Regresso ao convívio do leitor após 15 dias de interregno (sim, escrever neste estilo faz-me sentir uma locutora de continuidade da literatura). Retornado e com a folha em branco diante do nariz, sinto-me a reviver esses gloriosos tempos do ensino primário em que nos eram encomendadas grandes prosas acerca de temas maiores da cultura continental: as minhas férias, o meu Natal, a minha casa e esse universo maior, o tema livre.
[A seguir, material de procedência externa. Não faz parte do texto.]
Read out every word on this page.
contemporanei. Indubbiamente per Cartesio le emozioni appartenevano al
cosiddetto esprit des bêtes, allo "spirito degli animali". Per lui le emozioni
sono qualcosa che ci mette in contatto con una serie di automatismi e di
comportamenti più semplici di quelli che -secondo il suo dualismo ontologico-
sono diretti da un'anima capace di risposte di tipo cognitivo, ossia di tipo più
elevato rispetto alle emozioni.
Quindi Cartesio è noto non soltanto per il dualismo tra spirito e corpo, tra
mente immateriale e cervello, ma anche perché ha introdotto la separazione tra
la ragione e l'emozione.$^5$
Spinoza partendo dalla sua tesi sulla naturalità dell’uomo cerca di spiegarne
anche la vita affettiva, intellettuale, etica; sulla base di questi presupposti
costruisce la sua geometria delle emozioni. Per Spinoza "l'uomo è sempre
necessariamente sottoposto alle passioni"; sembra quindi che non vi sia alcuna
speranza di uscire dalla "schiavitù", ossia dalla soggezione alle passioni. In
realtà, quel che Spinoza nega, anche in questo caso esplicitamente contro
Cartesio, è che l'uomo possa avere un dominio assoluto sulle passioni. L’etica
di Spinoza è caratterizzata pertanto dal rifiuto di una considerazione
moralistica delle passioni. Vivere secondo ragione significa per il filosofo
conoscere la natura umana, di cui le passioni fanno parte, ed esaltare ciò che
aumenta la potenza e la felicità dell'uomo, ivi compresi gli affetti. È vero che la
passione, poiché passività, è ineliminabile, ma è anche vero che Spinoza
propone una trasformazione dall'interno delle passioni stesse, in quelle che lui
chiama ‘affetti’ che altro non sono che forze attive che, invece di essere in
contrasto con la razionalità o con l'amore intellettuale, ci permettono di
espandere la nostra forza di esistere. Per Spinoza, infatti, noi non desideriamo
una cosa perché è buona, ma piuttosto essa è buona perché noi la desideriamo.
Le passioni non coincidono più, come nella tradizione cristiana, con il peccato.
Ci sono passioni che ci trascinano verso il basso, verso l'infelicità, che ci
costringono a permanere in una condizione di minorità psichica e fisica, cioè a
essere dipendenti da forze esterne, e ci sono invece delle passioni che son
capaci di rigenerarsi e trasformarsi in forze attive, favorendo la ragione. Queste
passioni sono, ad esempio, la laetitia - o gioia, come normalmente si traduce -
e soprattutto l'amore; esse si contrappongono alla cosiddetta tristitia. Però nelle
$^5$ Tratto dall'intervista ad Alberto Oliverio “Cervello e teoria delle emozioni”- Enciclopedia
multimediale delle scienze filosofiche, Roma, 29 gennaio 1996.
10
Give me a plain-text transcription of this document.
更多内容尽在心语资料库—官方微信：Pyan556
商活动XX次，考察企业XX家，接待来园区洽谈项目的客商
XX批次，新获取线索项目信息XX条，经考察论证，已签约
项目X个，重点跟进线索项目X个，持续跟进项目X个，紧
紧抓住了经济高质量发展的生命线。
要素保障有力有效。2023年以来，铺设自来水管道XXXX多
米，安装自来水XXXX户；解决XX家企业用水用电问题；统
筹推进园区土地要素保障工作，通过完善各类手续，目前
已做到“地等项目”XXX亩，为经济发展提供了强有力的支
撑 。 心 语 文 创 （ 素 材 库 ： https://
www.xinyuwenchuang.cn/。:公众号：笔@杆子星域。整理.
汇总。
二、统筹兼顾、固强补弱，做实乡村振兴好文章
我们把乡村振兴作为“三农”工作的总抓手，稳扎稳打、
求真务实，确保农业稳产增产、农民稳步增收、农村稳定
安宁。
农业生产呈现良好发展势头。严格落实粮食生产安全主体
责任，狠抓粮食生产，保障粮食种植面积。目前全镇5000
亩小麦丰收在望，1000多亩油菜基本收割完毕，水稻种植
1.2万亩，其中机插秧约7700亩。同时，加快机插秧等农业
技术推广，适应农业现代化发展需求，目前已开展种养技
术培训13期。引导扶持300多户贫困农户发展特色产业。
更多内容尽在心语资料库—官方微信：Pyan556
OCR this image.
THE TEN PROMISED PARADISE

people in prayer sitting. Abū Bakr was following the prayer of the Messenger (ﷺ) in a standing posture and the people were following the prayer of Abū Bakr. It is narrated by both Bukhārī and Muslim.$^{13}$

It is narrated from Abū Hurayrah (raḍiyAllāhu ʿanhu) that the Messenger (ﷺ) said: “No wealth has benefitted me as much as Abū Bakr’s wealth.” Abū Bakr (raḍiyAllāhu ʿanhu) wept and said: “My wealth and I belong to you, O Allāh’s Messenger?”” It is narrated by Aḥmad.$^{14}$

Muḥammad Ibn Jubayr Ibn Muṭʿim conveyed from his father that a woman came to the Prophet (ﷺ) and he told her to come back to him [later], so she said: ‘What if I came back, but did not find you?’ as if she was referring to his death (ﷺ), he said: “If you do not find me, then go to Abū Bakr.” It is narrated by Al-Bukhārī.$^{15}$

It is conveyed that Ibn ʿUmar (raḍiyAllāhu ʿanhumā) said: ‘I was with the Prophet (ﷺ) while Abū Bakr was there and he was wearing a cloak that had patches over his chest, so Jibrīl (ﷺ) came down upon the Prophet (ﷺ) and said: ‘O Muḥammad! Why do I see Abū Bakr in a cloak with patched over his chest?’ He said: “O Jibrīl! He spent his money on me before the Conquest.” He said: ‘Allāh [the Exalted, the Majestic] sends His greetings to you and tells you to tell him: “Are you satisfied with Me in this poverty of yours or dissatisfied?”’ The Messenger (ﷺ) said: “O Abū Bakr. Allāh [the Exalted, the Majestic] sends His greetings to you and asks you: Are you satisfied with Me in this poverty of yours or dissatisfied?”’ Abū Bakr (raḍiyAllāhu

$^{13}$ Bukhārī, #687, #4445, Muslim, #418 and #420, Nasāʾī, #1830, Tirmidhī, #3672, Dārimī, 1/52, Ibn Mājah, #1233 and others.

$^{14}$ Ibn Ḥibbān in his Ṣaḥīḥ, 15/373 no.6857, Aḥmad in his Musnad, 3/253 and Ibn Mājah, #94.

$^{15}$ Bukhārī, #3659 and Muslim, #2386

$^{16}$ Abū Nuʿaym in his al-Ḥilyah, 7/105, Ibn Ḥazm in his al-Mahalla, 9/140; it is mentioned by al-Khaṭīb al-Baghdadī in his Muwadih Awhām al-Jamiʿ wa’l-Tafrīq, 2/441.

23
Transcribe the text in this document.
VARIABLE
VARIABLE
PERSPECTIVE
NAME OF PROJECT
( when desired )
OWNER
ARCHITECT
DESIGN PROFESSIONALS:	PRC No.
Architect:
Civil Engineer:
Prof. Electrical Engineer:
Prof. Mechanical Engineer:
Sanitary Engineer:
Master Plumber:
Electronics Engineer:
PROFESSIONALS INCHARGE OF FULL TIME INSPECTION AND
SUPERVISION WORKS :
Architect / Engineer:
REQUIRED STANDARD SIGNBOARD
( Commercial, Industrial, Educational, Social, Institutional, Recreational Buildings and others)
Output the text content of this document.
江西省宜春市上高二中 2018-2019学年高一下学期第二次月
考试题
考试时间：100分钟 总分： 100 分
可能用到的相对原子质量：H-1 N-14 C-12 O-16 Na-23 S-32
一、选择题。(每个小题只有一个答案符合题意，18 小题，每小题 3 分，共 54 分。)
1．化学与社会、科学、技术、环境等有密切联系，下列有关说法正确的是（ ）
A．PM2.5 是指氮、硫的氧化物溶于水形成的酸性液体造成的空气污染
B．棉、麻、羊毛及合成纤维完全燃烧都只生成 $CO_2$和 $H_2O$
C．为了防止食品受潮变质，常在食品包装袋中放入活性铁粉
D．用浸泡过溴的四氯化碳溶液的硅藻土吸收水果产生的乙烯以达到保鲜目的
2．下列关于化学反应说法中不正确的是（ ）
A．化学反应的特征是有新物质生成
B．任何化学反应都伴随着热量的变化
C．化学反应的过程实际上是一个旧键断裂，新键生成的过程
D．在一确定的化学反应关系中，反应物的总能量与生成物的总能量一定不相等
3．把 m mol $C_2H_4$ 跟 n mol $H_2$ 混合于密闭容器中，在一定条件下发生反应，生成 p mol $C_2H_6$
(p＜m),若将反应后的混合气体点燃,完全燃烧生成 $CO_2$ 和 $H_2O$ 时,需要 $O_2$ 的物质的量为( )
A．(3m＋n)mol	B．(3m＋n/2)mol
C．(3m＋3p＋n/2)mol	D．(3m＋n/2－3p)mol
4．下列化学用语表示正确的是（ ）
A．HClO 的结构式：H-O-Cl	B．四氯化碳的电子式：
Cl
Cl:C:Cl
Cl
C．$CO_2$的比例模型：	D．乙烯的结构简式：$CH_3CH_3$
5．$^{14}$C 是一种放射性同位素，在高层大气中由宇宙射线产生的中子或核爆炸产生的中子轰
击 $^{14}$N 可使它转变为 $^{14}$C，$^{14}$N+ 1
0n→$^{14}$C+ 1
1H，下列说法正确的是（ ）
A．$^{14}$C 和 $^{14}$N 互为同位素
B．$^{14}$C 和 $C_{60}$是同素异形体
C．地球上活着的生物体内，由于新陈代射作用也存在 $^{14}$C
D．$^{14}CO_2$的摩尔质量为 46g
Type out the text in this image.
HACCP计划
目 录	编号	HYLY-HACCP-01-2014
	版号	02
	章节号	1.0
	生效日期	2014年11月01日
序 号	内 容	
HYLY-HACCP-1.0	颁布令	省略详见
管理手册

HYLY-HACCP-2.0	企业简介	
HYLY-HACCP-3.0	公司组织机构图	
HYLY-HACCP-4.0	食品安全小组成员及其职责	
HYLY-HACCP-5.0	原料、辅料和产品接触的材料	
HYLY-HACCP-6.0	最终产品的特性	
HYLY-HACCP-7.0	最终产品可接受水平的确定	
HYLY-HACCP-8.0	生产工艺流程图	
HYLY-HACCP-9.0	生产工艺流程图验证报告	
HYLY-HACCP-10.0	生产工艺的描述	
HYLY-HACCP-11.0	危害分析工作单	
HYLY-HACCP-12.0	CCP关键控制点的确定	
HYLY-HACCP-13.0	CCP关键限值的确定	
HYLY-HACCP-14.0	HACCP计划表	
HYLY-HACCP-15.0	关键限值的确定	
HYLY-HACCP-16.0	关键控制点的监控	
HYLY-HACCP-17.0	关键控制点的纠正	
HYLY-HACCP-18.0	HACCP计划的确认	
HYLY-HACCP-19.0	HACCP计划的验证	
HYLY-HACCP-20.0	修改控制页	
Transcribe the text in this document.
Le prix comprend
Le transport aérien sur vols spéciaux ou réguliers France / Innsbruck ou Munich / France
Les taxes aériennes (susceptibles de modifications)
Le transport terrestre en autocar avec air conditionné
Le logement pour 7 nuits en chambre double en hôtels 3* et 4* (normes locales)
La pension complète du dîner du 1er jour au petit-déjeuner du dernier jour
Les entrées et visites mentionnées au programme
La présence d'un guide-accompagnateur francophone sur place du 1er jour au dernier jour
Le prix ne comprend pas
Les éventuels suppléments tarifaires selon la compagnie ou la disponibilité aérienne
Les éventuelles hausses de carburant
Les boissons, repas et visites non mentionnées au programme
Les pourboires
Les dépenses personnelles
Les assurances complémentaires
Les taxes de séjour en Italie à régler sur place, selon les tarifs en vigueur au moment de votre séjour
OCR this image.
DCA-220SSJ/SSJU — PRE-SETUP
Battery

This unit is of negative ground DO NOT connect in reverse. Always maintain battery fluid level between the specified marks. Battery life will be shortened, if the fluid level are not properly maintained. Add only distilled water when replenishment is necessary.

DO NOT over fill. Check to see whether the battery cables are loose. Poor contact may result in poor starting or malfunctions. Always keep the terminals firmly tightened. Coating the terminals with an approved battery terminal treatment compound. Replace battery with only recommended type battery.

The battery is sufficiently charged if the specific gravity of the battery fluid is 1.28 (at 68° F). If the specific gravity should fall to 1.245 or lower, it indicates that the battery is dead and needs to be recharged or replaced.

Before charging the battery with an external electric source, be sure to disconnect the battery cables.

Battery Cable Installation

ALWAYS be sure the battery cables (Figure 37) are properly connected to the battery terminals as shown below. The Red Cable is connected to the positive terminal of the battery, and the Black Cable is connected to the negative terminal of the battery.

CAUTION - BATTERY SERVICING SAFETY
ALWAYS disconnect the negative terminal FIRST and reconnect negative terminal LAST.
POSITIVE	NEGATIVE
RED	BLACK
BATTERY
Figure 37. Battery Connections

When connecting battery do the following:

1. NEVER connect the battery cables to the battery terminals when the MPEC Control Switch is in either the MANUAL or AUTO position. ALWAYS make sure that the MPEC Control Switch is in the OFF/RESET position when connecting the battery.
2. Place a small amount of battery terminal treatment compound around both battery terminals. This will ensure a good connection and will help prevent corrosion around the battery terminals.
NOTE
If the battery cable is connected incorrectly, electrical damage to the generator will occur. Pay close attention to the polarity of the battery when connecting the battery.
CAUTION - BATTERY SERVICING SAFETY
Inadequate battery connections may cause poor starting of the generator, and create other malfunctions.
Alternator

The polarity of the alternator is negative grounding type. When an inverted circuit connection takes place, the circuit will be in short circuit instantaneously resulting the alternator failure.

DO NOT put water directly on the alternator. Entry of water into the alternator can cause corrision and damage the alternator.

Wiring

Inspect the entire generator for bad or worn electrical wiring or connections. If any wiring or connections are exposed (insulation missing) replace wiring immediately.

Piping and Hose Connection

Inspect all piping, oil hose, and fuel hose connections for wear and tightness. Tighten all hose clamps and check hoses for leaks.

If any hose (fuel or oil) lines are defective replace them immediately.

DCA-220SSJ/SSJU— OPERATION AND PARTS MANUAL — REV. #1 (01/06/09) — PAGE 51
Demasiado respeitador da paciência do público, poupá-lo-ei, contudo, à redacção pormenorizada dos acontecimentos, mas deixo-o com algumas das conclusões extraídas de duas semanas de reflexão eremítica numa casa de campo algures nesse Portugal – à atenção do Pedro – real.
Conclusão 1: férias em Janeiro é bom. Toda a gente está a trabalhar menos nós, o que resulta na situação mais próxima de ter meia dúzia de escravos a abanar-nos, esse bom hábito que se perdeu. Recomendo. Outra vantagem: não há programas de Verão na tv. A tv que há continua a ser má, mas ao menos não temos de levar com o José Malhoa em calções a actuar numa emissão especial da “Praça da Alegria” na praia de Espinho.
Conclusão 2: a vida existe sem ligação à net. Poupam-se duas horas a apagar e-mails, uma hora a fazer refresh para ler actualizações das mesmas notícias, e cinco horas a seguir forwards de links para vídeos muita giros do you tube em que alguém toca a Carmen de Bizet soprando na máquina de água do escritório e outras epifanias urbanas que tais.
3: este inverno, chove como o raio, mas os meteorologistas continuam a concluir que chove sempre menos que o ano passado. Um dia destes, dedicar-lhes-emos toda uma crónica, mas enquanto isso não acontece, fica a recomendação: tirem lá os aparelhos do Sahara e instalem-nos algures de Tavira para cima.
4: no Portugal real, ainda há bilhas de gás. Tudo é mau na experiência revivalista, mas ao menos faz-nos vir à memória a vida e obra da menina da Galp pluma. Um grande bem haja, onde quer que esteja.
5: em miúdos, as férias representavam algo extraordinário: eram o botão on/off do mundo, desligavam e reiniciavam as coisas, as relações, o tempo. Isso acabou anos atrás. E é pena. É pena ter de reconhecer que, nesse aspecto, a inteligência humana esteja tão distante da esperteza das máquinas.
Última: as férias amolecem o escriba. É jogador em início de época, ainda a 70%, de acordo com o mister. Tem uma barriguita a perturbar-lhe a pontuação. Há-de ir ao ponto com o ritmo de jogo - se não quiser ir emprestado para as distritais do cronismo.